Nah, ketika menyadari bahwa keberadaan masyarakat adat dan hukum adat sesungguhnya beriringan atau sejalan dengan kepentingan bersama yang lebih luas kerena memandang bahwa lingkungan alam menjadi penting, maka warga masyarakat adat setempat yang ingin terus mempertahankan adat dan lingkungannya tidak salah kiranya untuk bergandengan tangan bersama mereka yang telah mengaspirasikan pentingnya menjaga hutan dari pembabatan secara besar-besaran itu. Saya percaya, pintu untuk kebaikan bersama yang lebih luas terutama untuk masa depan keberlangsungan lingkungan dan keberadaan masyarakat adat terbuka lebar untuk saling merangkul dan memikirkan TNDS yang menjadi lumbung penghidupan bagi warga banyak. Meminjam pepatah adat yang kurang lebih begini; “Ukuman adatnya kurang, bera antu. Tapi ukuman adatnya labih, bera Jubata” atau bermakna “Hukuman adatnya kurang, hantu marah. Bila hukuman adatnya lebih, Tuhan marah,” maka adabaiknya pemasangan nilai hukuman adat juga tidak mengada-ada. Harus ditentukan orang yang benar-benar paham adat dan bukan orang yang pura-pura paham adat. Pemasangan patokan harga (hukum) Adat yang mengada-ada justeru akan merusak citra mulia dari adat itu sendiri. Bila bukan orang-orang yang empunya adat memulai menghormati adatnya sendiri, apalagi orang lain? Warga setempat di Kecamatan Suhaid di Kapuas Hulu tentunya punya keinginan yang sama dengan masyarakat adat lainnya, yakni berdaulat atas tanah, hutan, budaya, adat dan lingkungan. Menjaga tanah dan hutan sumber kehidupan bersama dari eksploitasi oleh pihak luar (dalam skala besar) adalah tindakan sadar yang tidak perlu disesali. Masyarakat adat di kecamatan Suhaid juga kiranya bisa mengambil kejadian tersebut untuk direfleksikan, terutama mengenai keberadaan hutan adat yang pada kenyataannya telah digarap perusahaan. Demikian pula pihat PT. Sinar Mas dan Pemerintah Daerah, kiranya juga sungguh-sungguh memikirkan hal buruk yang bisa berdampak kepada warga banyak atas pembukaan areal kebun sawit skala besar tersebut.
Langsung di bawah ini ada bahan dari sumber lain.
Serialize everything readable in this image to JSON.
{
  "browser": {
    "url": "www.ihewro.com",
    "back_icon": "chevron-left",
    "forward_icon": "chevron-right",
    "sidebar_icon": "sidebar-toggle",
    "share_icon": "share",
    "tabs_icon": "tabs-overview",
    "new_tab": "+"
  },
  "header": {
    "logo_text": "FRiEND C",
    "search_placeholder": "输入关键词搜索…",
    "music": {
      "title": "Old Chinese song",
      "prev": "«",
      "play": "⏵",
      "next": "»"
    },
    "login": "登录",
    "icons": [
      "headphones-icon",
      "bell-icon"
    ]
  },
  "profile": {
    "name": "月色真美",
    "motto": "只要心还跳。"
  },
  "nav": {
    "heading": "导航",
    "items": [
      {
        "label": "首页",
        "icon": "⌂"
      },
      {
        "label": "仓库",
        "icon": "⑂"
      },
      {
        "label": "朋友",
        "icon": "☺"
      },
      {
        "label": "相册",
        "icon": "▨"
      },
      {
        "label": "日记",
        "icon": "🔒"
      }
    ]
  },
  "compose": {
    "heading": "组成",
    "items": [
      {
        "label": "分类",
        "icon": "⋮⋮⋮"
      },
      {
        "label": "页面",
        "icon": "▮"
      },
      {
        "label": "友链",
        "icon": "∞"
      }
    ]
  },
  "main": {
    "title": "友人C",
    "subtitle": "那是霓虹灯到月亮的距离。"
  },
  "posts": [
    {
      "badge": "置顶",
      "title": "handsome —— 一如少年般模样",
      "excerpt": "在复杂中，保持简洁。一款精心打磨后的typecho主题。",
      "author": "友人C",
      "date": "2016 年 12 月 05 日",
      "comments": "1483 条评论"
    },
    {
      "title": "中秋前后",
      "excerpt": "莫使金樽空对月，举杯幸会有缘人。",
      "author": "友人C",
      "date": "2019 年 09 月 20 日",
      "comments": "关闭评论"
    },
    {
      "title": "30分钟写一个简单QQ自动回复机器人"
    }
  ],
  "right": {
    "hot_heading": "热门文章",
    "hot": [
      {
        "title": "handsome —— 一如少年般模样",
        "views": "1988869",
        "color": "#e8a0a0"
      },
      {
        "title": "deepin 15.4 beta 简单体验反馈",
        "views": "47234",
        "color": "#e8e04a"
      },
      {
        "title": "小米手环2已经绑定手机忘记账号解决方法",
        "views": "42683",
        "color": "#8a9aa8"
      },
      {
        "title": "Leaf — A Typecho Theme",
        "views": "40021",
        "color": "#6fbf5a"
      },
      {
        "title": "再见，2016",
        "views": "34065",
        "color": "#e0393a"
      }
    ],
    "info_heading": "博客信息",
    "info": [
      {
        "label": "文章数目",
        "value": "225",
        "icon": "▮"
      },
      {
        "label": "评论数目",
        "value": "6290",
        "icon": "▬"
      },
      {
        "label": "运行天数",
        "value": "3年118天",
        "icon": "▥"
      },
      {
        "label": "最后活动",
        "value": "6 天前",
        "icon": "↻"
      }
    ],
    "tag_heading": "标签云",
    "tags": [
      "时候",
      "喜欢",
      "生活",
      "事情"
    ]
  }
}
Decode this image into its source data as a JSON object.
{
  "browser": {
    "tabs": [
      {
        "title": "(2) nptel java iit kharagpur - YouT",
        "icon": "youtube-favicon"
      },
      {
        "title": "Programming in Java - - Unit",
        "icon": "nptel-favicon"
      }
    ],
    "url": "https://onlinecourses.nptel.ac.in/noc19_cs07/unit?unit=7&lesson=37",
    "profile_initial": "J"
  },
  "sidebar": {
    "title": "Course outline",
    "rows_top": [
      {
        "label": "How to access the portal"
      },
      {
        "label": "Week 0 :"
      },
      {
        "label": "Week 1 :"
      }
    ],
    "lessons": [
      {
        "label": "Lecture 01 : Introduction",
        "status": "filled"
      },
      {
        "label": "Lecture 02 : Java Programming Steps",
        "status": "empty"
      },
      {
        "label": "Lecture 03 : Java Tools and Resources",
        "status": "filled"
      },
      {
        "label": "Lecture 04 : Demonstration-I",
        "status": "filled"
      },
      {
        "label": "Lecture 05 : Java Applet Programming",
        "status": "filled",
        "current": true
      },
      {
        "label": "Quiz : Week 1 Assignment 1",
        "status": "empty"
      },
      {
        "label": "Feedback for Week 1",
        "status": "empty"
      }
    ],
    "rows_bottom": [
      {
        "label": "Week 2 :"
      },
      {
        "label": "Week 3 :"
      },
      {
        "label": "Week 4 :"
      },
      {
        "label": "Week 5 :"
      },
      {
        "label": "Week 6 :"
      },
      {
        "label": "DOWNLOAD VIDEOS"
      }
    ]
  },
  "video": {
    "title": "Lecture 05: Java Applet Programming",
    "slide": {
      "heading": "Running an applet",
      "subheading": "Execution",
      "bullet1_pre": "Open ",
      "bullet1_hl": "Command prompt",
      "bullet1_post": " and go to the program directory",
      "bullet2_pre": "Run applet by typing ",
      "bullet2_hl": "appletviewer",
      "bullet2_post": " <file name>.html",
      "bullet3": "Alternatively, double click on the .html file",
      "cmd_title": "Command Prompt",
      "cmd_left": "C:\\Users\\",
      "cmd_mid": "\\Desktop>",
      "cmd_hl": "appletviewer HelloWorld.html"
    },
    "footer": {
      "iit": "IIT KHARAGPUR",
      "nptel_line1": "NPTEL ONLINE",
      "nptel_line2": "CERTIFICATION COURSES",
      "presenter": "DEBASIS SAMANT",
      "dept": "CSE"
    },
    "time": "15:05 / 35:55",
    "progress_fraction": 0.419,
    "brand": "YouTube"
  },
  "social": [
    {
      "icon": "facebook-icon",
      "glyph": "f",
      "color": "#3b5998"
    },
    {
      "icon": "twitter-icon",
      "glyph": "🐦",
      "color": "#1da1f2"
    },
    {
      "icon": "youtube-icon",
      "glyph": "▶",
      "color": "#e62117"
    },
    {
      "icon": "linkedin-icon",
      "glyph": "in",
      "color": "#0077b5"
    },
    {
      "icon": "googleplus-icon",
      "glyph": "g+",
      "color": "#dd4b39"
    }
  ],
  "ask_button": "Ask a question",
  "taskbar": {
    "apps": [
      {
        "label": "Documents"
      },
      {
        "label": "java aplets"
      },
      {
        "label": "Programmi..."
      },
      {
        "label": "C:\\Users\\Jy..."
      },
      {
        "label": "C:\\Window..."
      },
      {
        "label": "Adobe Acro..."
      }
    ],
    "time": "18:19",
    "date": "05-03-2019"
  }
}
Jangan hanya memikirkan kepentingan sendiri. Maaf penulis sampaikan bila ada yang salah, terutama atas kesan yang mungkin terlalu menggurui. Sebuah refleksi untuk kita; masih banggakah kita dengan hutan adat atau tanah ulayat yang dulunya dimiliki, namun sekarang telah dirambah menjadi ladang sawit para investor asing?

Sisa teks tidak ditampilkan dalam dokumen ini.